I eat a quick breakfast. Lenga asked me to give the morning's lecture on the path of returning to God, passing through the stages of servant of servant and servant, to adopted child and true child. I'm tired afterwards, but I arrange fresh flowers for tomorrow. Lenga gives a lecture on "The Messiah and Me." Tshimpsa gives some history about the development of our worldwide movement. Finally comes supper and an evening of songs and testimonies. I sing "Country Roads" with the heart of longing for my hometown among the hills of western Virginia.


We get up at 4:30 am to prepare for early prayer. A couple of the workshop participants join us.

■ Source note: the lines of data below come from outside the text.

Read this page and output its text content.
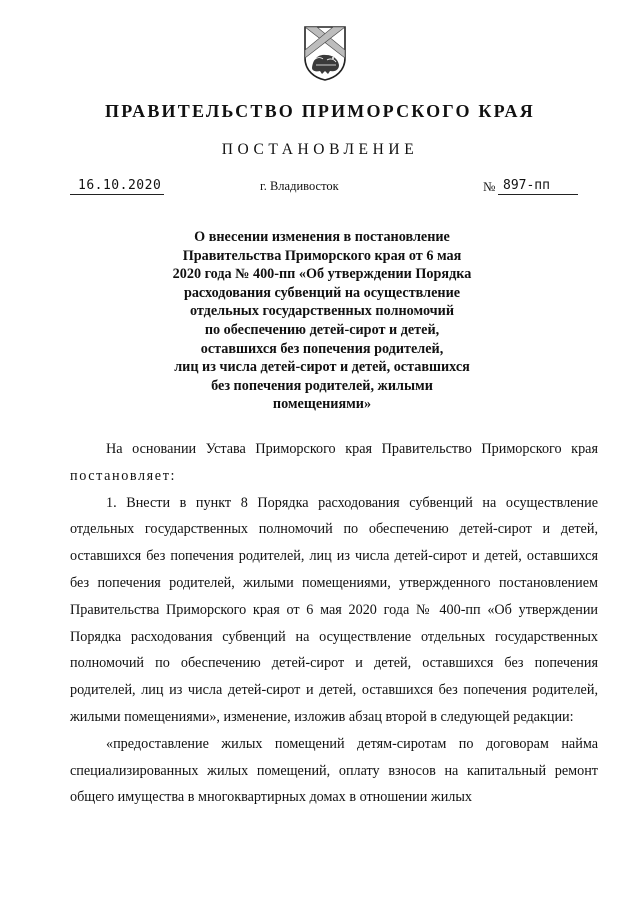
ПРАВИТЕЛЬСТВО ПРИМОРСКОГО КРАЯ
ПОСТАНОВЛЕНИЕ
16.10.2020	г. Владивосток	№ 897-пп
О внесении изменения в постановление
Правительства Приморского края от 6 мая
2020 года № 400-пп «Об утверждении Порядка
расходования субвенций на осуществление
отдельных государственных полномочий
по обеспечению детей-сирот и детей,
оставшихся без попечения родителей,
лиц из числа детей-сирот и детей, оставшихся
без попечения родителей, жилыми
помещениями»

На основании Устава Приморского края Правительство Приморского края постановляет:

1. Внести в пункт 8 Порядка расходования субвенций на осуществление отдельных государственных полномочий по обеспечению детей-сирот и детей, оставшихся без попечения родителей, лиц из числа детей-сирот и детей, оставшихся без попечения родителей, жилыми помещениями, утвержденного постановлением Правительства Приморского края от 6 мая 2020 года № 400-пп «Об утверждении Порядка расходования субвенций на осуществление отдельных государственных полномочий по обеспечению детей-сирот и детей, оставшихся без попечения родителей, лиц из числа детей-сирот и детей, оставшихся без попечения родителей, жилыми помещениями», изменение, изложив абзац второй в следующей редакции:

«предоставление жилых помещений детям-сиротам по договорам найма специализированных жилых помещений, оплату взносов на капитальный ремонт общего имущества в многоквартирных домах в отношении жилых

Around 9:00 the courtyard starts to fill with people arriving for service. I gave the sermon. Afterwards Lenga said I had rambled a lot and I should have had somebody translate my halting French into Sango, because many in the audience couldn't understand me.

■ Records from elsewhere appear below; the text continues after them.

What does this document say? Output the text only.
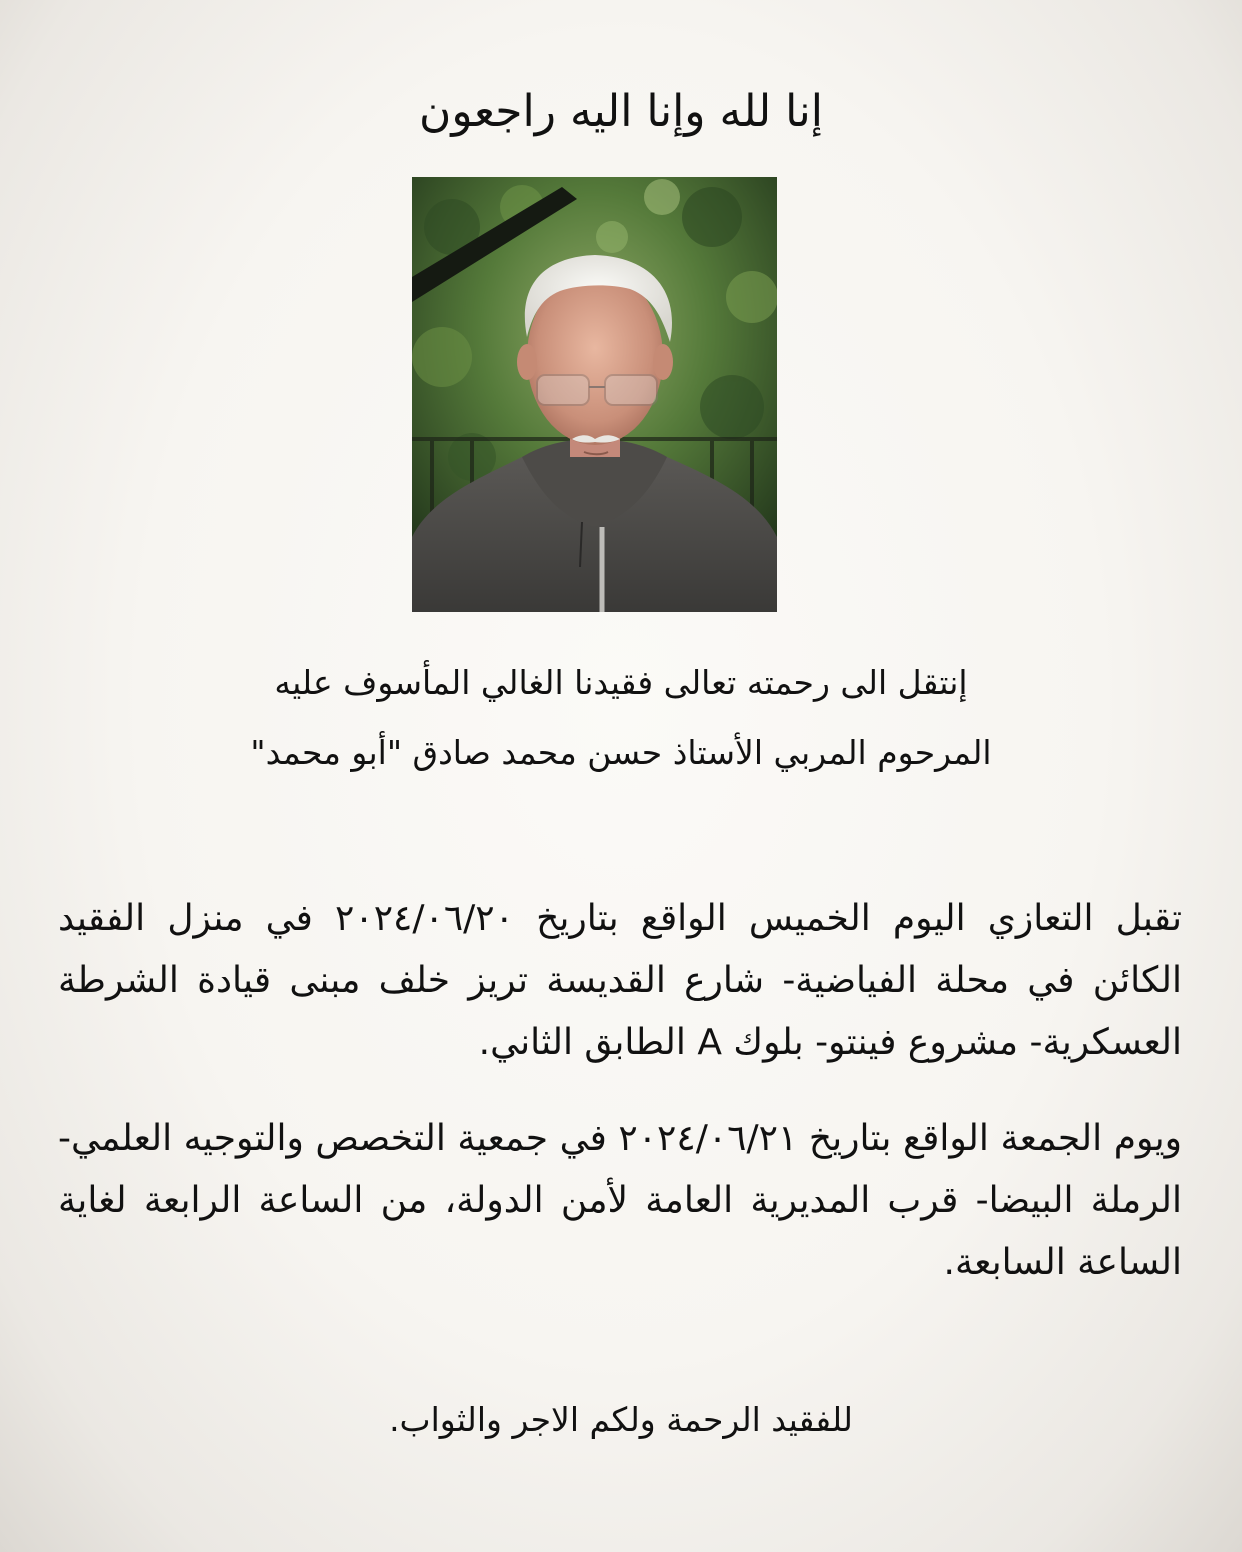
إنا لله وإنا اليه راجعون
إنتقل الى رحمته تعالى فقيدنا الغالي المأسوف عليه
المرحوم المربي الأستاذ حسن محمد صادق "أبو محمد"

تقبل التعازي اليوم الخميس الواقع بتاريخ ٢٠٢٤/٠٦/٢٠ في منزل الفقيد الكائن في محلة الفياضية- شارع القديسة تريز خلف مبنى قيادة الشرطة العسكرية- مشروع فينتو- بلوك A الطابق الثاني.

ويوم الجمعة الواقع بتاريخ ٢٠٢٤/٠٦/٢١ في جمعية التخصص والتوجيه العلمي- الرملة البيضا- قرب المديرية العامة لأمن الدولة، من الساعة الرابعة لغاية الساعة السابعة.

للفقيد الرحمة ولكم الاجر والثواب.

After the service, Lenga asks all the leaders to join us for a trip to a prayer ground on the hill overlooking the city. Because of the difficult situation in the nation over the past few years, members have not visited the prayer site as a group for eight years. However, with the recent promise of elections, the winds of change fill the air, and Lenga decides it's time to revisit it.

Fifteen people squeeze into the seats and back of Papa Luis' ever-handy truck. I'm perched on the gear box in front, between Papa Luis and Lenga. We jostle down the eroded and pot-holed streets ("How do you recognize a drunk driver?" goes a local joke. "Someone who drives in a straight line.") There are butterflies every couple of feet on either side of the road. The air is wondrously cool and fresh.

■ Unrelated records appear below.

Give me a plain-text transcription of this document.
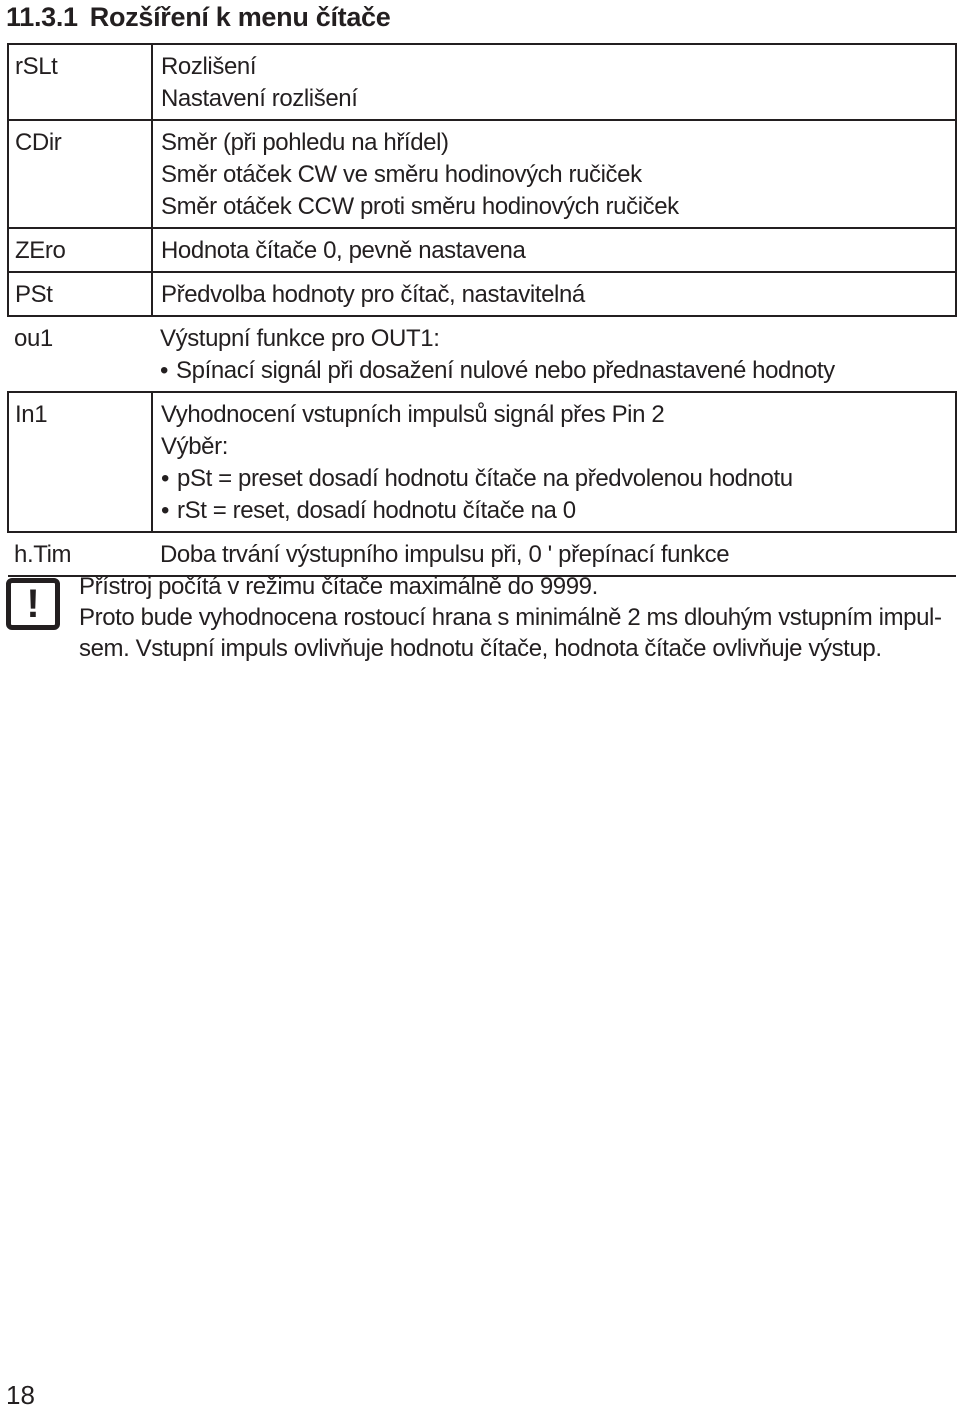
11.3.1 Rozšíření k menu čítače
rSLt	Rozlišení
Nastavení rozlišení

CDir	Směr (při pohledu na hřídel)
Směr otáček CW ve směru hodinových ručiček
Směr otáček CCW proti směru hodinových ručiček

ZEro	Hodnota čítače 0, pevně nastavena

PSt	Předvolba hodnoty pro čítač, nastavitelná

ou1	Výstupní funkce pro OUT1:
• Spínací signál při dosažení nulové nebo přednastavené hodnoty

In1	Vyhodnocení vstupních impulsů signál přes Pin 2
Výběr:
• pSt = preset dosadí hodnotu čítače na předvolenou hodnotu
• rSt = reset, dosadí hodnotu čítače na 0

h.Tim	Doba trvání výstupního impulsu při, 0 ' přepínací funkce
! Přístroj počítá v režimu čítače maximálně do 9999.
Proto bude vyhodnocena rostoucí hrana s minimálně 2 ms dlouhým vstupním impul-
sem. Vstupní impuls ovlivňuje hodnotu čítače, hodnota čítače ovlivňuje výstup.
18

We climb above the tree and trample down a small clearing around its base. From here Bangui looks green and peaceful. We pray together, forming a chain around the tree. I step down to the tree and put my arms on it. It's a baobab tree, firmly rooted in the soil. My eyes go up and up, until I finally see the first side branches.

Back at the center, the seminar participants are writing down answers to 12 questions covering the main themes presented in the past seven days. The participants receive certificates of completion. I have my camera ready to capture Papa Luis greeting his wife after she receives her certificate. Each of the participants receives a boiled plantain as a farewell gift. Reluctantly they leave.

The butterfly artist, Papa Expedit, appears, with Papa Dominic. They bring me a package of intricate village scenes, animals, flowers, and profiles of women, created with butterfly wings. The night is still.


I sort through my things in preparation for departure. I select small gifts for the brothers and sisters.

At dinner, Christian describes visiting his guest who returned home from the workshop Sunday afternoon and immediately started sweeping the house and the ground surrounding it, as he had been doing daily during the workshop. His father was surprised and the neighbors were impressed. His father asked him about the week, and the son showed him his carefully-written lecture notes. The father remarked, "This looks very good. I want to attend the next workshop." Christian is beaming as he gives the report.

We remark that during the past week we have seen resurrection take place, not just in theory but in reality.